This article was updated at 13:10 on Sunday 21st May 2023 to distinguish that Uniqlo is owned by Japanese company Fast Retailing, and that the current court case has been filed in France.
Inditex, the owner of clothing giant Zara, and Japanese-owned Uniqlo are among clothing brands with a complaint filed against them in a court in France. Rights groups announced that the complaint includes allegations of crimes against humanity, aggravated reduction to servitude, genocide, and human trafficking. Inditex is accused of allegedly profiting from forced labour of the Uyghur minority in China.
The complaint was filed by anticorruption association Sherpa and the Ethique sur l’etiquette (Ethics on Labels) collective. They were joined by the European Uyghur Institute and a Uyghur woman who had been held in a camp in China’s far west region of Xinjiang. An investigating judge is expected to be appointed in response to the filing.
Forced labour
The complainants say they want to bring to light:
the possible responsibilities of clothing multinationals who profit from the forced labour of Uyghurs for the production of their products.
A previous case filed to the national anti-terror prosecutor’s office in Paris was dropped. It was decided that it lacked “jurisdiction to prosecute the facts contained in the complaint.” That case was also looking into alleged crimes against humanity. In that instance a number of clothing brands including Uniqlo France were accused of marketing products that were made at least part in factories where Uyghur people were subjected to forced labour. Other major brands, such as Nike have faced similar accusations.
Inditex said the latest accusations were “unfounded”. A spokesperson said:
The company has rigorous traceability controls to ensure the provenance of its products and a zero-tolerance policy towards any kind of forced labor.
Widespread abuse
Rights groups say more than one million Uyghurs and other mostly Muslim minorities have been held in what the Chinese government calls “re-education camps” in Xinjiang. They have also described the facilities as vocational centres designed to curb extremism.

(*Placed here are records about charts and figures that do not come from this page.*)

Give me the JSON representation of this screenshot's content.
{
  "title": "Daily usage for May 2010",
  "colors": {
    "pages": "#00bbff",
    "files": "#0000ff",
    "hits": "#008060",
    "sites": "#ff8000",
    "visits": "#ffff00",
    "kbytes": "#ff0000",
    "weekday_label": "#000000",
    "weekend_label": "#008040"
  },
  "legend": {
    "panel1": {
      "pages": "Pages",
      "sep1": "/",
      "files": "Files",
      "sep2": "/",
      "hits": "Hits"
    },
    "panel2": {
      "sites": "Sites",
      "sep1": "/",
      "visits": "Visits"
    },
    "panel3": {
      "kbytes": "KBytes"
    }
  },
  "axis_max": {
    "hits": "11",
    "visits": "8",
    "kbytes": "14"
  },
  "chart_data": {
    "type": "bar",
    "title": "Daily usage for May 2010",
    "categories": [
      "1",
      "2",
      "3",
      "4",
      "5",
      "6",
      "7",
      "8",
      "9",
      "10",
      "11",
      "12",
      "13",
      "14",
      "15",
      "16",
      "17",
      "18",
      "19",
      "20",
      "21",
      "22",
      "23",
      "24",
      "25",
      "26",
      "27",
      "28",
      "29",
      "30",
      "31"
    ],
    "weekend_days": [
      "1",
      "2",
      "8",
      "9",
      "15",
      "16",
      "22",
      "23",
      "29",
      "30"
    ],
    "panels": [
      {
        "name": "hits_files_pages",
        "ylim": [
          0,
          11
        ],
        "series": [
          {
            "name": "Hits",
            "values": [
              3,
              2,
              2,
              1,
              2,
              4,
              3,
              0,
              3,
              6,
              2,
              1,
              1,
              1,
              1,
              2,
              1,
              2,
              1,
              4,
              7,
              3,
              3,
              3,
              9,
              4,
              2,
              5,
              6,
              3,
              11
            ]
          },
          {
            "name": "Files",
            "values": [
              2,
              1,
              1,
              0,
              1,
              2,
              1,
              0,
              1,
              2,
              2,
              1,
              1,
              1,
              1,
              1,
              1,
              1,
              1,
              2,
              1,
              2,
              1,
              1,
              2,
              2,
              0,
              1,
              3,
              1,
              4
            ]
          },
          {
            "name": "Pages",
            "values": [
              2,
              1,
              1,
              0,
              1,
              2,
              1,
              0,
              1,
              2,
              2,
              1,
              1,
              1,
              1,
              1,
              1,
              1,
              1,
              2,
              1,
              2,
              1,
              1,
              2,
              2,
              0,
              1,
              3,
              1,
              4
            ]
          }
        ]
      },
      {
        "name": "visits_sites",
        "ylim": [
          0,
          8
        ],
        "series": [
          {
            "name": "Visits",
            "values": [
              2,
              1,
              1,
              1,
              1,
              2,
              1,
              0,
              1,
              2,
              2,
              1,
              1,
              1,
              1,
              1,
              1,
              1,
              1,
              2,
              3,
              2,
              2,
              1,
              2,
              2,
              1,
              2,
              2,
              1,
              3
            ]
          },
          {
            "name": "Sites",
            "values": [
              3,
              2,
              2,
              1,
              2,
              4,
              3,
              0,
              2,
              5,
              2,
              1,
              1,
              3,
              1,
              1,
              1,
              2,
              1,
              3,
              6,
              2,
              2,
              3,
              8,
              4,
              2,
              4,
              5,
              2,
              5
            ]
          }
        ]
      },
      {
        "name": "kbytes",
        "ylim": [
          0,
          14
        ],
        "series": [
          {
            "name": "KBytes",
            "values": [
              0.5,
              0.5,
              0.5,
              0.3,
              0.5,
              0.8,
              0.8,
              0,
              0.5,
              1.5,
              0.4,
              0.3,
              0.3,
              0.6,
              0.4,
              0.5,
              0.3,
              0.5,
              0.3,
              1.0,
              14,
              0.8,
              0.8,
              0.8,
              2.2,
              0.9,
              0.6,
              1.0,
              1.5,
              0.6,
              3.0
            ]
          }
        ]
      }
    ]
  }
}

A 2020 report from the Australian Strategic Policy Institute found that:
The Chinese government has facilitated the mass transfer of Uyghur and other ethnic minority citizens from the far west region of Xinjiang to factories across the country. Under conditions that strongly suggest forced labour, Uyghurs are working in factories that are in the supply chains of at least 82 well-known global brands in the technology, clothing and automotive sectors, including Apple, BMW, Gap, Huawei, Nike, Samsung, Sony and Volkswagen.
The report concluded that:
Foreign governments, businesses and civil society groups should identify opportunities to increase pressure on the Chinese government to end the use of Uyghur forced labour and extrajudicial detentions.
A report from Human Rights Watch found that crimes against humanity perpetrated against Uyghur Muslims included:
imprisonment or other deprivation of liberty in violation of international law; persecution of an identifiable ethnic or religious group; enforced disappearance; torture; murder; and alleged inhumane acts intentionally causing great suffering or serious injury to mental or physical health, notably forced labor and sexual violence.
Result awaits
As the current case unfolds, the plaintiffs’ lawyer William Bourdon hopes the French justice system will recognise their claim:
on the basis of concealing crimes against humanity.
He added:
Textile companies must account for having knowingly enriched themselves, at the cost of the most serious international crimes.